Trump going to prison would “deter the next aspiring dictator”: Kirschner

Sending former President Donald Trump to prison would “deter the next aspiring dictator,” according to legal analyst Glenn Kirschner.

U.S. District Judge Tanya Chutkan on Monday set a March 4, 2024, start date for Trump’s federal trial in Washington, D.C., on felony charges related to attempts to overturn the 2020 presidential election outcome and the January 6 attack on the U.S. Capitol that followed. Trump, currently campaigning as the leading GOP candidate in the 2024 presidential election, had requested that the trial start in April 2026 instead.

Kirschner, a former federal prosecutor, said during an MSNBC appearance on Monday that the former president should head straight to federal prison if he is convicted in the D.C. case. Kirschner made the remark after The Bulwark co-founder Charlie Sykes pointed out that Trump could arrive at the 2024 Republican National Convention in Milwaukee as both “a convicted felon” and the presumptive GOP presidential nominee.

Trump Going to Jail Would ‘Deter NextDictator'
Then-President Donald Trump waves while departing from the White House for Camp David May 1, 2020, in Washington, D.C. Glenn Kirschner, a former federal prosecutor, said during an MSNBC appearance on Monday that the former president should head straight to federal prison if he is convicted in the D.C. case.
Chip Somodevilla/Getty

“When Donald Trump is a convicted felon, the only place he should show up is at the Federal Bureau of Prisons to serve a sentence of confinement,” Kirschner said. “That’s the only way we, the system, will deter the next aspiring dictator from doing what Donald Trump has done.”

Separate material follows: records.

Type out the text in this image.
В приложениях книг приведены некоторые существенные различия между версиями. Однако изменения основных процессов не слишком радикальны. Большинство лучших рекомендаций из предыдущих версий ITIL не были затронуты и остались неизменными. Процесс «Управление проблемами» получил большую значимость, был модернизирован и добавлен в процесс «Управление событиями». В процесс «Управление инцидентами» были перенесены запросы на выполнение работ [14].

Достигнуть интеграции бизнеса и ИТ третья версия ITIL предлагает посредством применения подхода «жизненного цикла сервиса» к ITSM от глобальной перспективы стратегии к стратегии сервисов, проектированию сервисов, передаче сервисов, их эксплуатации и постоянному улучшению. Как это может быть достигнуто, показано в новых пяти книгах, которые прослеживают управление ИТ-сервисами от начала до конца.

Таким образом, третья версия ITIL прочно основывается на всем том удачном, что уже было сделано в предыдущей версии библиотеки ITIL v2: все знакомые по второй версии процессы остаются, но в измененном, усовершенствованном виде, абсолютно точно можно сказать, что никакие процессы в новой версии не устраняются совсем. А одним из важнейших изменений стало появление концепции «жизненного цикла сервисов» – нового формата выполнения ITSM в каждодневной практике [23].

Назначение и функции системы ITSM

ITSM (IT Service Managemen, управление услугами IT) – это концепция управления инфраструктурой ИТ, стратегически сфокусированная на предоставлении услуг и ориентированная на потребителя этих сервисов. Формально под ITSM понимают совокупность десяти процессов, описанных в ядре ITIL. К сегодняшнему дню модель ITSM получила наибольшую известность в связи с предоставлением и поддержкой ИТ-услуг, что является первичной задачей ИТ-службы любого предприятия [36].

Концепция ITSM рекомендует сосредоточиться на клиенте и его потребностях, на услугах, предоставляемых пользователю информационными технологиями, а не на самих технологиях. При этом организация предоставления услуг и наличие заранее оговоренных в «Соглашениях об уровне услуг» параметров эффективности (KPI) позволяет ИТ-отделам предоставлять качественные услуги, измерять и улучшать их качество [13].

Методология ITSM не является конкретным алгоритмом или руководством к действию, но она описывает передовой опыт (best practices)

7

Reached for comment, Trump spokesperson Steven Cheung re-shared with Newsweek a statement that accuses Kirschner of being “a notorious trafficker of wild conspiracy theories and dubious legal analysis” who “has been shunned by the legal community at large.”

The March 4 trial date in D.C. was blasted by the Trump campaign, who said in a statement earlier in the day that it “deprives [former] President Trump of his Constitutional right to a fair trial.” A 2026 trial would have, in theory, opened the door to Trump pardoning himself if he were to be convicted and go on to win the 2024 election.

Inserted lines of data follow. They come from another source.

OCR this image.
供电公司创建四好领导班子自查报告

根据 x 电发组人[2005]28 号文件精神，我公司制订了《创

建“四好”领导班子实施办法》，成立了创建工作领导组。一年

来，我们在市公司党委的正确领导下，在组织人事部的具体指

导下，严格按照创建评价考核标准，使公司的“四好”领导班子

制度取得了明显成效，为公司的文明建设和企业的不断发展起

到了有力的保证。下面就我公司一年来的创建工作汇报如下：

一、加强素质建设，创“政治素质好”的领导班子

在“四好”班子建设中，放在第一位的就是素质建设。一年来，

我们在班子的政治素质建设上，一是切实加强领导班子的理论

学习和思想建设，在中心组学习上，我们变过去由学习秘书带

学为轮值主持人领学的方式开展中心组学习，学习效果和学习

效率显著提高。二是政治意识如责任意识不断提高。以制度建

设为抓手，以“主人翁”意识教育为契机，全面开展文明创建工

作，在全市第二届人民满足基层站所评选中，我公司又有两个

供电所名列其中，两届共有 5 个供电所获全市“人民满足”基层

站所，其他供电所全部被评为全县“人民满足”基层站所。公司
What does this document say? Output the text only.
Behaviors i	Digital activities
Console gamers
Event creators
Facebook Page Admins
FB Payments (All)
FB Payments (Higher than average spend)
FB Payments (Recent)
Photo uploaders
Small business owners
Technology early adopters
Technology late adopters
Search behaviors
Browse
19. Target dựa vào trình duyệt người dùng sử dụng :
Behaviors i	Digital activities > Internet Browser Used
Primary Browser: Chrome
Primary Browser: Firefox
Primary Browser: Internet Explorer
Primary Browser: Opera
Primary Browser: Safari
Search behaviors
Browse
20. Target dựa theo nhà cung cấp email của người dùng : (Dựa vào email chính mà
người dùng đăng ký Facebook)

Trump has pleaded not guilty to all charges in the D.C. case and denies any wrongdoing in each of the four criminal indictments that he has faced so far this year. The ex-president frequently claims to be the victim of political “persecution” and “election interference.” He also claims that his supporters are the true targets of his criminal proceedings.

2024 presidential election polling continues to show Trump maintaining a wide lead over his Republican primary rivals, with most surveys showing the former president running neck and neck with President Joe Biden in a hypothetical general election rematch.

Kirschner suggested that support for Trump would eventually plummet due to the public changing their opinions on the former president if he is convicted of a crime, saying that “the rule of law” would “kick in” and “overrule the court of public opinion.”

A poll released on Friday by Navigator Research found that 62 percent of registered voters already believe that Trump “has committed a crime,” although just 28 percent of Republicans agreed with the statement. Only 42 percent of voters thought that Trump would be convicted of any crime.